First off, no exist another point $X$ on $AE$ such that $\angle ABX=\angle ACX$, it this because the isogonal conjugate of $X$ lies on perpendicular bisector of $BC$, so the locus of $X$ is a circumconic of $\triangle ABC$, so no exist three points ($A,E,X$) collinear on this conic. Let $H$ be the orthocenter of $\triangle$, and $C_1 \equiv HC \cap AB, B_1 \equiv BH \cap AC$ Let $O_1$ be the symmetric of the circumcenter of $\triangle ABC$ on $BC$, So $AO_1$ is the Euler Line of $\triangle BHC \Rightarrow E \in AO_1$ $F = \odot (BO_1C) \cap AO_1, (F \not= O_1) \Rightarrow \angle BFO_1=\angle O_1FC=90^{\circ}-\alpha$ If $\odot (AFB)$ cut again $AC$ at $B_2 \Rightarrow \angle BB_2B_1=90^{\circ}-\alpha$ Analogously $\odot (AFC)$ cut again $AB$ at $C_2 \Rightarrow \angle CC_2C_1=90^{\circ}-\alpha \Rightarrow BB_2C_2C$ is cyclical, By radical axis on $\odot (ABF), \odot (ACF)$ and $\odot (BB_2C_2C)$ we get $K \equiv AE \cap BB_2 \cap CC_2$ is $K$ lies on segment $AE$ then $K \equiv P$ as desired.

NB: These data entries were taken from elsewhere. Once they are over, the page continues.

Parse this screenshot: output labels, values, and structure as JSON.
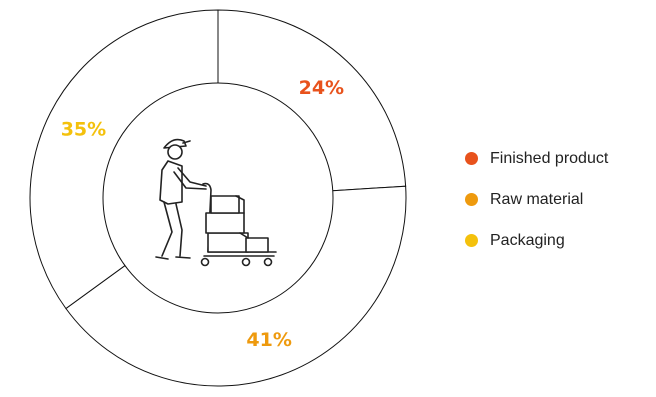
{
  "chart_data": {
    "type": "pie",
    "style": "donut",
    "categories": [
      "Finished product",
      "Raw material",
      "Packaging"
    ],
    "values": [
      24,
      41,
      35
    ],
    "value_labels": [
      "24%",
      "41%",
      "35%"
    ],
    "colors": [
      "#e8521c",
      "#ee9a0e",
      "#f4c10c"
    ],
    "legend_position": "right",
    "center_icon": "worker-pushing-cart-of-boxes-icon"
  }
}
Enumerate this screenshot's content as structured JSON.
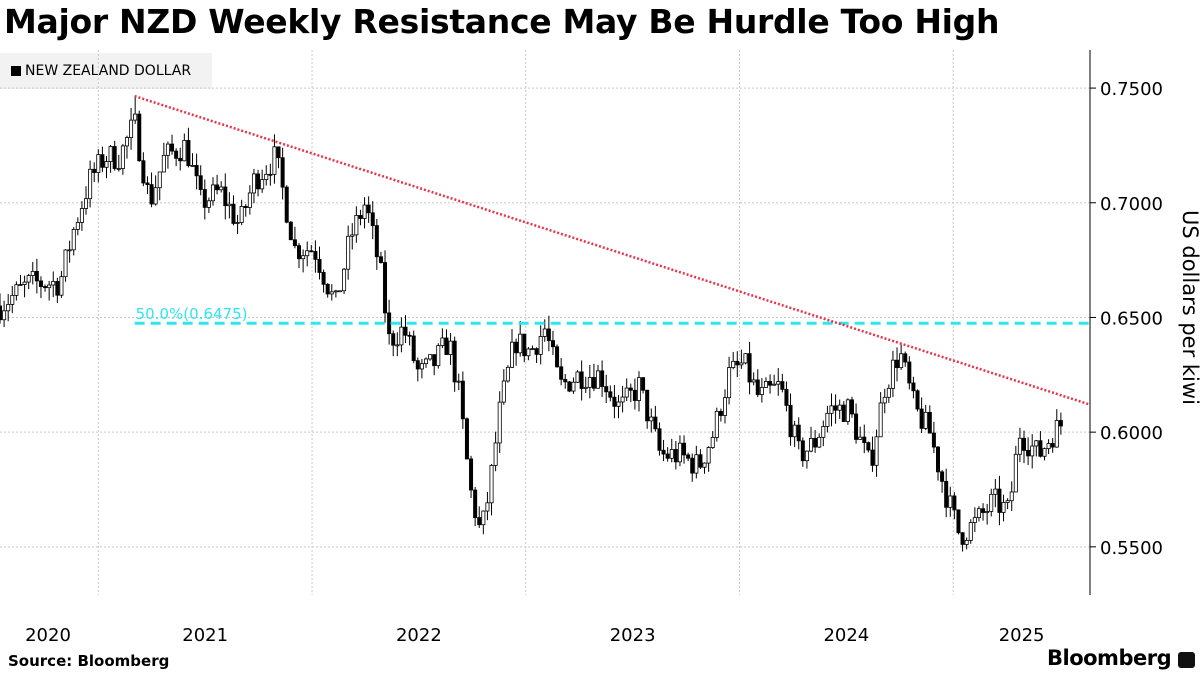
{
  "chart_data": {
    "type": "candlestick",
    "title": "Major NZD Weekly Resistance May Be Hurdle Too High",
    "legend": [
      "NEW ZEALAND DOLLAR"
    ],
    "legend_placement": "top-left",
    "ylabel": "US dollars per kiwi",
    "xlabel": "",
    "ylim": [
      0.529,
      0.7666
    ],
    "xlim": [
      2020.54,
      2025.64
    ],
    "y_ticks": [
      "0.7500",
      "0.7000",
      "0.6500",
      "0.6000",
      "0.5500"
    ],
    "y_tick_values": [
      0.75,
      0.7,
      0.65,
      0.6,
      0.55
    ],
    "x_ticks": [
      "2020",
      "2021",
      "2022",
      "2023",
      "2024",
      "2025"
    ],
    "grid": true,
    "close_keypoints": [
      [
        2020.54,
        0.655
      ],
      [
        2020.68,
        0.665
      ],
      [
        2020.82,
        0.665
      ],
      [
        2020.89,
        0.69
      ],
      [
        2020.96,
        0.71
      ],
      [
        2021.03,
        0.72
      ],
      [
        2021.1,
        0.72
      ],
      [
        2021.17,
        0.735
      ],
      [
        2021.24,
        0.7
      ],
      [
        2021.31,
        0.72
      ],
      [
        2021.41,
        0.725
      ],
      [
        2021.48,
        0.7
      ],
      [
        2021.57,
        0.705
      ],
      [
        2021.66,
        0.69
      ],
      [
        2021.73,
        0.71
      ],
      [
        2021.83,
        0.72
      ],
      [
        2021.92,
        0.68
      ],
      [
        2022.01,
        0.68
      ],
      [
        2022.11,
        0.655
      ],
      [
        2022.18,
        0.685
      ],
      [
        2022.25,
        0.7
      ],
      [
        2022.32,
        0.67
      ],
      [
        2022.36,
        0.64
      ],
      [
        2022.43,
        0.645
      ],
      [
        2022.5,
        0.625
      ],
      [
        2022.57,
        0.63
      ],
      [
        2022.64,
        0.64
      ],
      [
        2022.69,
        0.615
      ],
      [
        2022.74,
        0.575
      ],
      [
        2022.79,
        0.555
      ],
      [
        2022.83,
        0.575
      ],
      [
        2022.88,
        0.61
      ],
      [
        2022.95,
        0.64
      ],
      [
        2023.02,
        0.635
      ],
      [
        2023.09,
        0.645
      ],
      [
        2023.16,
        0.62
      ],
      [
        2023.25,
        0.625
      ],
      [
        2023.35,
        0.625
      ],
      [
        2023.44,
        0.61
      ],
      [
        2023.53,
        0.62
      ],
      [
        2023.63,
        0.59
      ],
      [
        2023.72,
        0.59
      ],
      [
        2023.81,
        0.585
      ],
      [
        2023.88,
        0.6
      ],
      [
        2023.95,
        0.625
      ],
      [
        2024.02,
        0.63
      ],
      [
        2024.09,
        0.615
      ],
      [
        2024.19,
        0.62
      ],
      [
        2024.28,
        0.59
      ],
      [
        2024.35,
        0.595
      ],
      [
        2024.42,
        0.61
      ],
      [
        2024.51,
        0.61
      ],
      [
        2024.61,
        0.585
      ],
      [
        2024.68,
        0.62
      ],
      [
        2024.75,
        0.635
      ],
      [
        2024.82,
        0.61
      ],
      [
        2024.89,
        0.6
      ],
      [
        2024.96,
        0.575
      ],
      [
        2025.03,
        0.555
      ],
      [
        2025.1,
        0.56
      ],
      [
        2025.19,
        0.57
      ],
      [
        2025.26,
        0.565
      ],
      [
        2025.31,
        0.6
      ],
      [
        2025.4,
        0.59
      ],
      [
        2025.47,
        0.6
      ],
      [
        2025.52,
        0.605
      ]
    ],
    "peak_high": [
      2021.17,
      0.7465
    ],
    "resistance_line": {
      "from": [
        2021.17,
        0.7465
      ],
      "to": [
        2025.64,
        0.612
      ],
      "color": "#e8334a",
      "style": "dotted"
    },
    "fib_line": {
      "label": "50.0%(0.6475)",
      "value": 0.6475,
      "from_x": 2021.17,
      "color": "#2ee6f0",
      "style": "dashed"
    }
  },
  "footer": {
    "source": "Source: Bloomberg",
    "brand": "Bloomberg"
  }
}
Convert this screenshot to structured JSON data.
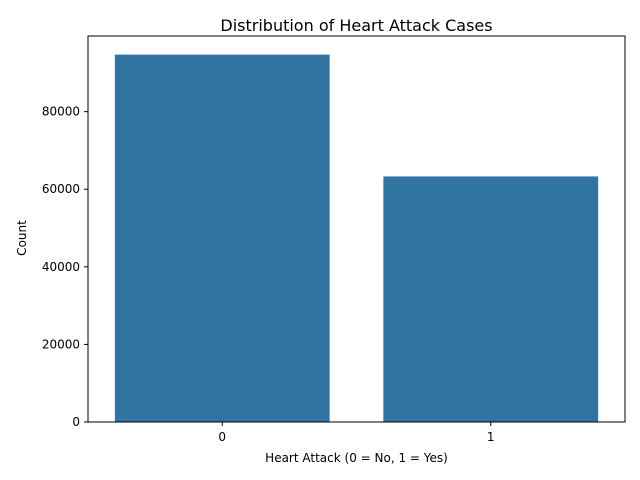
{
  "chart_data": {
    "type": "bar",
    "title": "Distribution of Heart Attack Cases",
    "xlabel": "Heart Attack (0 = No, 1 = Yes)",
    "ylabel": "Count",
    "categories": [
      "0",
      "1"
    ],
    "values": [
      94700,
      63300
    ],
    "ylim": [
      0,
      99500
    ],
    "yticks": [
      0,
      20000,
      40000,
      60000,
      80000
    ],
    "bar_color": "#3274a1",
    "grid": false,
    "legend": "none"
  }
}
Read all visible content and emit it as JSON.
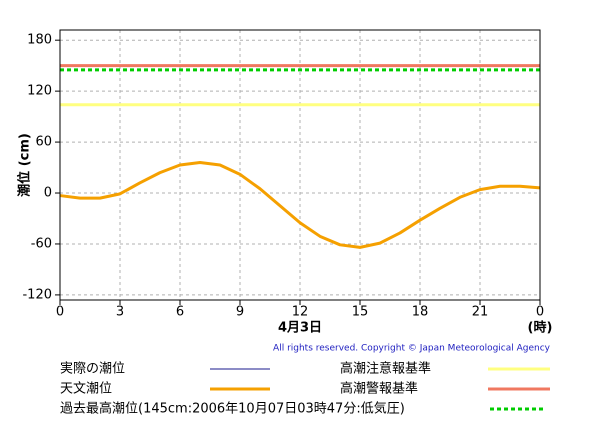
{
  "chart_data": {
    "type": "line",
    "y_label": "潮位 (cm)",
    "x_label": "4月3日",
    "x_unit": "(時)",
    "copyright": "All rights reserved. Copyright © Japan Meteorological Agency",
    "x": [
      0,
      1,
      2,
      3,
      4,
      5,
      6,
      7,
      8,
      9,
      10,
      11,
      12,
      13,
      14,
      15,
      16,
      17,
      18,
      19,
      20,
      21,
      22,
      23,
      24
    ],
    "xlim": [
      0,
      24
    ],
    "xticks": [
      0,
      3,
      6,
      9,
      12,
      15,
      18,
      21,
      {
        "value": 24,
        "label": "0"
      }
    ],
    "ylim": [
      -126,
      192
    ],
    "yticks": [
      -120,
      -60,
      0,
      60,
      120,
      180
    ],
    "grid": true,
    "series": [
      {
        "name": "実際の潮位",
        "color": "#1a1a8c",
        "values": [
          null,
          null,
          null,
          null,
          null,
          null,
          null,
          null,
          null,
          null,
          null,
          null,
          null,
          null,
          null,
          null,
          null,
          null,
          null,
          null,
          null,
          null,
          null,
          null,
          null
        ]
      },
      {
        "name": "天文潮位",
        "color": "#f5a000",
        "values": [
          -3,
          -6,
          -6,
          -1,
          12,
          24,
          33,
          36,
          33,
          22,
          5,
          -15,
          -35,
          -51,
          -61,
          -64,
          -59,
          -47,
          -32,
          -18,
          -5,
          4,
          8,
          8,
          6
        ]
      }
    ],
    "reference_lines": [
      {
        "name": "高潮注意報基準",
        "color": "#ffff80",
        "value": 104,
        "style": "solid"
      },
      {
        "name": "高潮警報基準",
        "color": "#f07860",
        "value": 150,
        "style": "solid"
      },
      {
        "name": "過去最高潮位(145cm:2006年10月07日03時47分:低気圧)",
        "color": "#00cc00",
        "value": 145,
        "style": "dotted"
      }
    ]
  }
}
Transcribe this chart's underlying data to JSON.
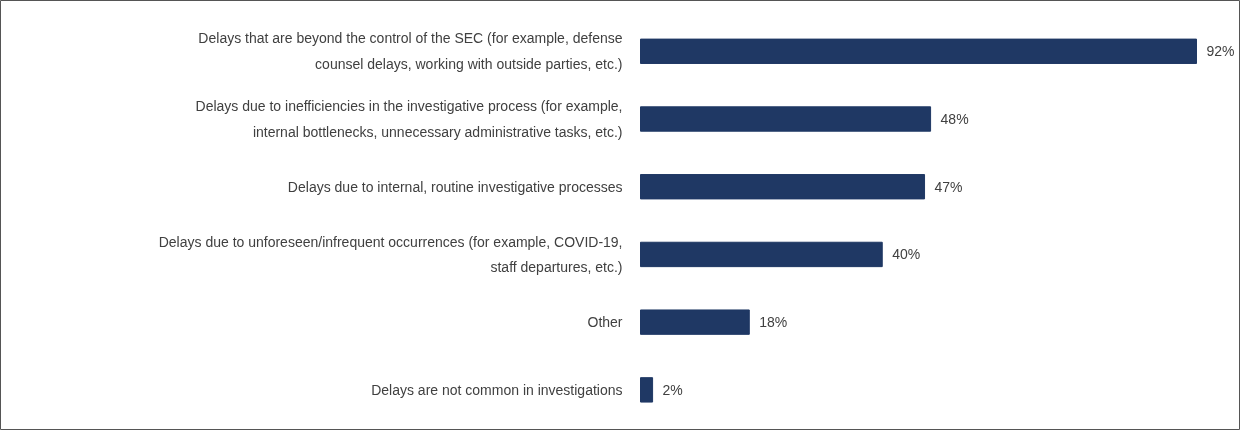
{
  "chart_data": {
    "type": "bar",
    "orientation": "horizontal",
    "categories": [
      "Delays that are beyond the control of the SEC (for example, defense counsel delays, working with outside parties, etc.)",
      "Delays due to inefficiencies in the investigative process (for example, internal bottlenecks, unnecessary administrative tasks, etc.)",
      "Delays due to internal, routine investigative processes",
      "Delays due to unforeseen/infrequent occurrences (for example, COVID-19, staff departures, etc.)",
      "Other",
      "Delays are not common in investigations"
    ],
    "values": [
      92,
      48,
      47,
      40,
      18,
      2
    ],
    "value_labels": [
      "92%",
      "48%",
      "47%",
      "40%",
      "18%",
      "2%"
    ],
    "color": "#1f3864",
    "grid": false
  }
}
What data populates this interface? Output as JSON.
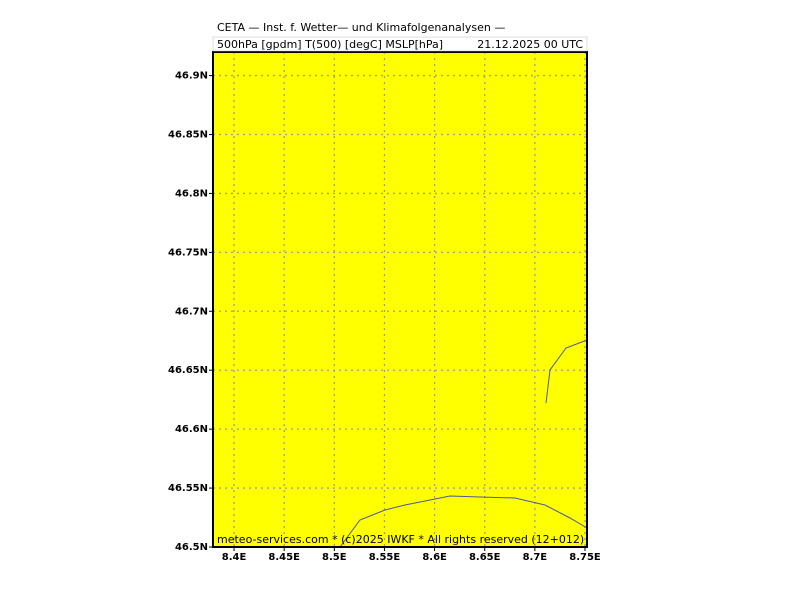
{
  "chart_data": {
    "type": "map",
    "title": "CETA — Inst. f. Wetter— und Klimafolgenanalysen —",
    "subtitle": "500hPa [gpdm] T(500) [degC] MSLP[hPa]",
    "date": "21.12.2025 00 UTC",
    "footer": "meteo-services.com * (c)2025 IWKF * All rights reserved (12+012)",
    "background": "#ffff00",
    "grid": true,
    "xlim": [
      8.379,
      8.752
    ],
    "ylim": [
      46.5,
      46.92
    ],
    "xticks": [
      {
        "value": 8.4,
        "label": "8.4E"
      },
      {
        "value": 8.45,
        "label": "8.45E"
      },
      {
        "value": 8.5,
        "label": "8.5E"
      },
      {
        "value": 8.55,
        "label": "8.55E"
      },
      {
        "value": 8.6,
        "label": "8.6E"
      },
      {
        "value": 8.65,
        "label": "8.65E"
      },
      {
        "value": 8.7,
        "label": "8.7E"
      },
      {
        "value": 8.75,
        "label": "8.75E"
      }
    ],
    "yticks": [
      {
        "value": 46.5,
        "label": "46.5N"
      },
      {
        "value": 46.55,
        "label": "46.55N"
      },
      {
        "value": 46.6,
        "label": "46.6N"
      },
      {
        "value": 46.65,
        "label": "46.65N"
      },
      {
        "value": 46.7,
        "label": "46.7N"
      },
      {
        "value": 46.75,
        "label": "46.75N"
      },
      {
        "value": 46.8,
        "label": "46.8N"
      },
      {
        "value": 46.85,
        "label": "46.85N"
      },
      {
        "value": 46.9,
        "label": "46.9N"
      }
    ]
  }
}
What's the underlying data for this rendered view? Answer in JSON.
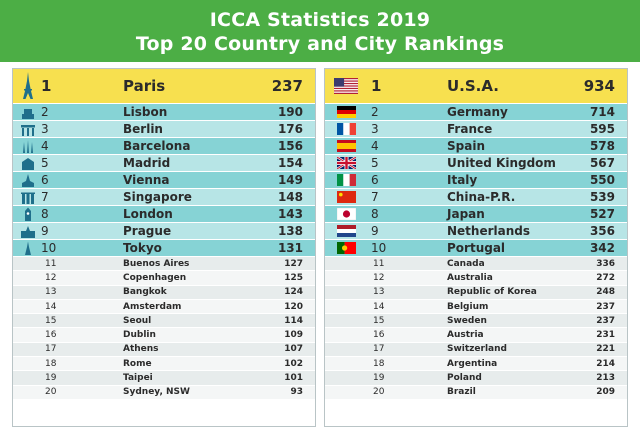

See Easy Geometry or angles PBA and PCA are equal

I came up with an amazing solution Solution: Let $Q$ be isogonal conjugate point of $P$ wrt $\triangle ABC$, since $\angle ABP=\angle ACP=x$ then we have $\angle QBC=\angle QCB=x$ or $Q$ is on perpendicular bisector of $BC$ (1) On the other hand, $AP,AQ$ are isogonal conjugate rays emitted from $A$, we arrive at $AQ$ is passing through the center of $(OBC)$, in another words, $Q$ is the center of $(OBC)$ (see (1)) Of course, it 's apparent to see that, with the implement of angle-chasing, we can easily arrive at $\angle QBC=\angle QCB=90-2\angle BAC$ or $x=90-2\alpha$, as desired!